Chauí: o encontro fortuito de causas

Convite à leitura crítica de um texto extraído de [CHAUI, Marilena. Desejo, paixão e ação na ética de Espinosa. São Paulo: Editora Schwarcz, 2011->http://93.174.95.29/_ads/AF204F423E273A68996B8AE2859ACA09], p. 86-87.

Entretanto algumas recomendações são pertinentes nesta leitura: 1) não tomar referências a um “agente” como a um “sujeito”, e nem pronomes pessoais, como “nosso”, como “personalizações”. E mais importante, tentar ler a última frase assim: “Eis por que, desde Aristóteles, aprendemos a distinguir entre o acaso e o possível dizendo que o primeiro (exatamente como o necessário, ainda que por razões opostas) não está em no poder que diz e age como “nós”, e que o segundo é, exatamente, o que está em no poder que diz e age como “nós”. Ou seja, “eu”, “tu”, “ele”, “nós”, etc, é uma ilusão, mas para que haja uma ilusão há um poder de ilusão.

Desde Aristóteles, sabemos que contingência e acaso não são acontecimentos sem causa, e sim produzidos pelo encontro de séries causais independentes — ou, como diz Aristóteles, uma finalidade inesperada acontece no momento desse encontro. Assim, o primeiro nome da contingência e do acaso é encontro e encontro fortuito. Ou, como explica Aristóteles, a causa do acontecimento é acidental, pois produz um efeito que não estava previsto na causalidade de cada uma das séries, de tal maneira que um certo fim é realizado sem que estivesse previsto pelos agentes ou sem que estivesse presente nos meios, pois estes não visavam tal fim, e sim um outro. Por que encontro? Porque o acontecimento não é incausado, e sim o cruzamento de séries causais independentes. Por que fortuito? Porque a marca da contingência e do acaso é a indeterminação, pois tanto as causas que produziram o acontecimento poderiam não ter atuado como também nada assegura que o fim será realizado.

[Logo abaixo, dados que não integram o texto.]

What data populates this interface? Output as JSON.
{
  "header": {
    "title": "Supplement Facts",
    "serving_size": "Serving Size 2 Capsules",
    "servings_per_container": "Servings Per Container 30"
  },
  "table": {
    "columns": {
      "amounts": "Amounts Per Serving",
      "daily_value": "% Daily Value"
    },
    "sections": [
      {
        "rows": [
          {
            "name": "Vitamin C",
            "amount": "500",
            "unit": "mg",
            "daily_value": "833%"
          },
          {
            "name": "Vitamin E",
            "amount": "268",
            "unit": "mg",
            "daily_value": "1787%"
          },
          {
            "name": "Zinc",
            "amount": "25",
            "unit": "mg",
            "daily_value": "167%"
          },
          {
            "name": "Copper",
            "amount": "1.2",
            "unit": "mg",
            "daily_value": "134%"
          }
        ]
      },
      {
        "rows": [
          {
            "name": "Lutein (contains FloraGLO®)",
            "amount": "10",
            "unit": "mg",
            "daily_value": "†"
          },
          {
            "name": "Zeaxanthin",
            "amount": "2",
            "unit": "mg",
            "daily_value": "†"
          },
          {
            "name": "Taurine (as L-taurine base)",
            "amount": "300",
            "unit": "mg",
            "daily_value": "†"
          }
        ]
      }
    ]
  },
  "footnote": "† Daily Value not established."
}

Ao contrário do acaso e da contingência, o necessário é o que acontece sempre e não pode deixar de acontecer como acontece; assim como o impossível é o que nunca acontece e jamais pode acontecer.

À distância do acaso e da contingência, situado entre o necessário e o impossível, está o possível, isto é, aquilo que, como o contingente e o acaso, pode ou não acontecer, mas que, diferentemente do contingente e do acaso, resultantes do mero encontro, é o que acontece se houver um agente com o poder para fazê-lo acontecer. Assim, o possível é o que está em poder de um agente fazer acontecer ou não. Desde Aristóteles, esse agente é a vontade como poder para escolher entre alternativas contrárias e para deliberar sobre o sentido, o curso e a finalidade de uma ação. Embora o possível seja, como o contingente, aquilo que pode ou não acontecer, no contingente o acontecimento se dá independentemente da deliberação do agente e da finalidade que este dera à sua ação, enquanto no possível o acontecimento resulta da escolha deliberada feita pelo agente, que avalia meios e fins de sua ação. Eis por que, desde Aristóteles, aprendemos a distinguir entre o acaso e o possível dizendo que o primeiro (exatamente como o necessário, ainda que por razões opostas) não está em nosso poder, e que o segundo é, exatamente, o que está em nosso poder.